Menu

Filter op
content
PONT Omgeving

Vijf jaar na dato nog steeds PAS op de plaats

Vijf jaar geleden ging een streep door het Programma Aanpak Stikstof (PAS). Uit een recente uitspraak van de Afdeling bestuursrechtspraak blijkt dat PAS-melders daar nog steeds de zure vruchten van plukken. Juuk Hulshof neemt je mee in deze actualiteit en blikt terug op 5 jaar zonder PAS.

3 juni 2024

Blog

Blog

De nasleep van het sneuvelen van het Programma Aanpak Stikstof (PAS) in 2019 duurt vijf jaar later nog altijd voort. Dat blijkt wel uit een uitspraak van de Afdeling bestuursrechtspraak van de Raad van State van 15 mei 2024. Daarin was de vraag aan de orde of handhavend moest worden opgetreden tegen een onder het PAS vergunde biomassacentrale.

De Afdeling oordeelde dat voor de exploitatie daarvan inderdaad een natuurtoestemming nodig is, die echter ontbreekt.
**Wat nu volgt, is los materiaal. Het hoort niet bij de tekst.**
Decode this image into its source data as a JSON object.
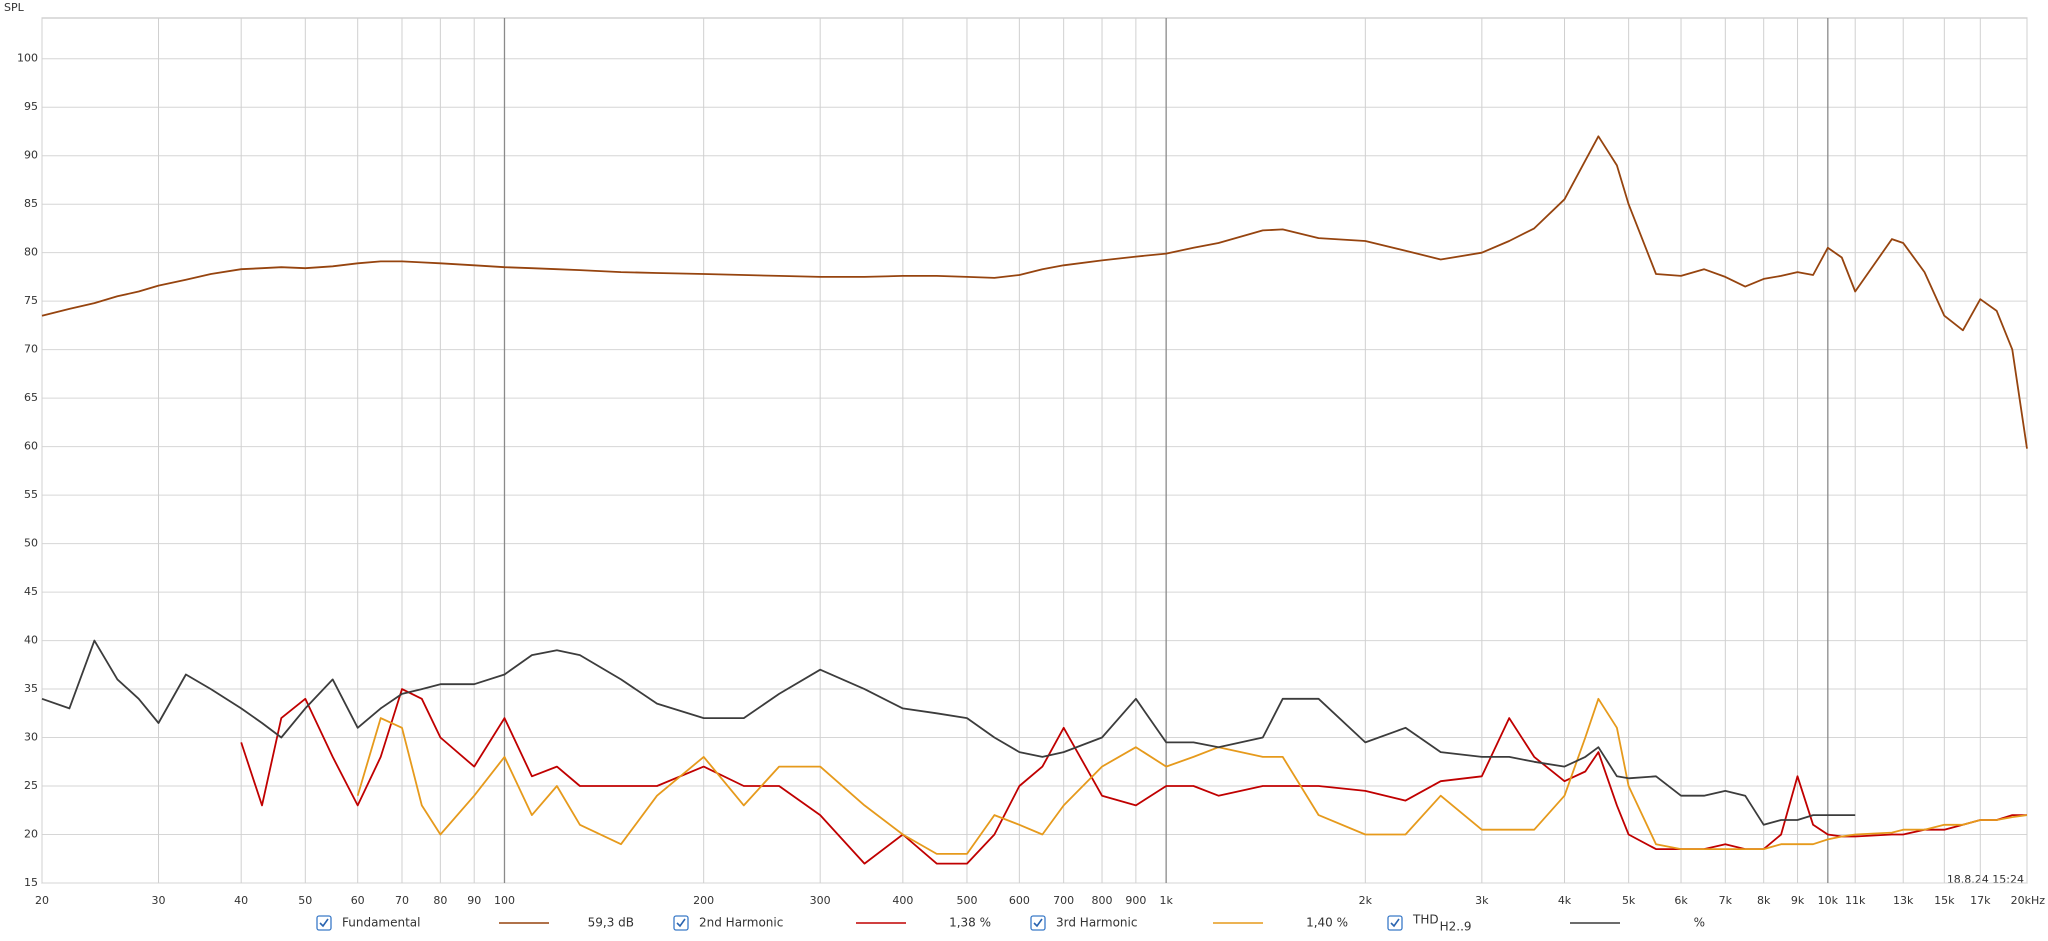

Handhavend optreden is dan in beginsel geboden. Dat is vervelend, omdat de biomassacentrale destijds geheel conform de regels is vergund. De PAS-uitspraak leidt er echter toe dat achteraf gezien alsnog een natuurvergunning voor stikstof noodzakelijk is, zo oordeelt de Afdeling.

Wat was het Programma Aanpak Stikstof (PAS)?

Het PAS beoogde te voorzien in maatregelen om de bestaande stikstofdepositie in heel Nederland stevig te laten afnemen. Door die afname konden projecten die slechts een beperkte toename van stikstofdepositie veroorzaakten (nl. tot 1 mol per hectare per jaar), worden vrijgesteld van een natuurvergunning. Een enkele (PAS)-melding is voldoende. Onder de streep zou de namelijk nog steeds sprake zijn van een afname, zo was de gedachte.

Hoe oordeelt de Afdeling bestuursrechtspraak nu?


Natuurtoestemming toen niet nodig
Bij de beoordeling van aanvraag van de milieuvergunningen voor de biomassacentrale in 2017, was een natuurtoestemming door de algemene vrijstelling niet noodzakelijk. Als die toestemming wel nodig was geweest, had het college van burgemeester en wethouders (de gemeente) bij de beoordeling van de aanvraag moeten concluderen.

Dan zou de zo genaamde ‘aanhaakverplichting’ gelden, waarbij de gemeente het college van gedeputeerde staten (de provincie) om die natuurtoestemming vraagt (in de vorm van een ‘verklaring van geen bedenkingen’). Als de provincie die natuurtoestemming verleent, wordt deze onderdeel van de te verlenen milieuvergunningen.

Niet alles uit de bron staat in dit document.